The set of experiment aims to study the effect of the number of special APs on the system performance. Figure 10 shows that, as the number of APs increases, the average location error of the SBL-RSSI algorithm, the refined SBL-RSSI algorithm with the improved Kendall’s Tau and the SBL-CSI algorithm decreases, and the localization result is more accurate. Comparing the SBL-RSSI algorithm with the refined SBL-RSSI algorithm, we can see that the Kendall coefficient has an influence on the average location error. The reason is that the length of the distance ranks will increase when the number of special APs increases, and the average location error will decrease. The trend of the numerical value reflects that the average location error of the SBL-CSI algorithm is obviously lower than that of the other two algorithms. For example, with seven APs, SBL-CSI obtains a 24.31% lower average location error compared with SBL-RSSI; additionally, the average location error for SBL-CSI is about 9.71% less than the refined SBL-RSSI. The experimental results show that the performance of the WLAN access point location can be improved by increasing the number of special APs, and compared with localization systems based on RSSI, localization schemes based on CSI have a higher localization accuracy.

6. Conclusions

Indoor localization is one of the most promising technologies that can be widely applied to many fields, where RSSI-based schemes, for indoor localization, have drawn much attention.
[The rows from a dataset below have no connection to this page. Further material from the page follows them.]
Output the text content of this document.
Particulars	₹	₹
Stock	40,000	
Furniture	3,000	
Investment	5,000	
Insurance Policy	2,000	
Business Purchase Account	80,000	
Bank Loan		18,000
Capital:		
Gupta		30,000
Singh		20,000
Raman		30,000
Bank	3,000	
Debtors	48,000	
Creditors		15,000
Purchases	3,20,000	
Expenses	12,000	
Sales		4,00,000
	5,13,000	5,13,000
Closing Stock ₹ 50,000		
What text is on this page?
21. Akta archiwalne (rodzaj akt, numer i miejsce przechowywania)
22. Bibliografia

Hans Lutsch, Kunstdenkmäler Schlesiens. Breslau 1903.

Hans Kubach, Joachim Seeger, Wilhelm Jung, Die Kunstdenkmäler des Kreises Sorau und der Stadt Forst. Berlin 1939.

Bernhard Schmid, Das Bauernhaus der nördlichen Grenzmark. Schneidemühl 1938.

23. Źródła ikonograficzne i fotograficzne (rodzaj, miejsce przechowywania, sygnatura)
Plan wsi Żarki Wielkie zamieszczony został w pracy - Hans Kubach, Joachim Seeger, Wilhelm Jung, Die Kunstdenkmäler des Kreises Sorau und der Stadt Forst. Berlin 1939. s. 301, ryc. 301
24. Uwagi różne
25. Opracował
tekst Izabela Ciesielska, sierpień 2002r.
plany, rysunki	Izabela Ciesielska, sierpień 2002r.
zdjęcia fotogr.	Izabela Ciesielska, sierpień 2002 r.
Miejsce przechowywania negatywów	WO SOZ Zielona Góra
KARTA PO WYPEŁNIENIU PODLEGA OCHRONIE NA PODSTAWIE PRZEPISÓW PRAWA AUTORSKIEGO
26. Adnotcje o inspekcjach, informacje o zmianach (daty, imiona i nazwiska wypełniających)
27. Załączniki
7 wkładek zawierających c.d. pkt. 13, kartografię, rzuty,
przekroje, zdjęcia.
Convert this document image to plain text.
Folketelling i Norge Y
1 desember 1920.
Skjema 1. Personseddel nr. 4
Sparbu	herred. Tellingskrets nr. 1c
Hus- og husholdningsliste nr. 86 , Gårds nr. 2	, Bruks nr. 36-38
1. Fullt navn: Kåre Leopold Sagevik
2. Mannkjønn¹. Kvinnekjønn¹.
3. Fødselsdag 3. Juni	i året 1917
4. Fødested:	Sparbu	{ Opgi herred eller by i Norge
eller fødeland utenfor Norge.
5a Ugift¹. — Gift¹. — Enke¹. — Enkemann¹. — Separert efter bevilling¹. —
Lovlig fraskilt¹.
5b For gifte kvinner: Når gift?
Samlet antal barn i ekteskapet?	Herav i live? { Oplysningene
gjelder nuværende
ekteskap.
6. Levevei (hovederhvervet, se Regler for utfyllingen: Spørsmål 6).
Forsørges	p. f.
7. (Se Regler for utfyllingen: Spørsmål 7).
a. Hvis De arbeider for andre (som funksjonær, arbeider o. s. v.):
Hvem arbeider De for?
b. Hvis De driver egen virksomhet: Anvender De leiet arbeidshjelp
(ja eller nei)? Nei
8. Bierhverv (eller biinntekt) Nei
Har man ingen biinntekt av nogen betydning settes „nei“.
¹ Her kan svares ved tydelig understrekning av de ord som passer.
RSSI is easily affected by multipath fading. In this paper, we introduce SBL-CSI, a novel scheme based on fine-grained information, which uses channel state information for the accuracy of AP localization. We have conducted extensive experiments in the laboratory to prove the effectiveness of CSI in complex environments. The experimental results show that the accuracy of average location error can be significantly reduced by using CSI.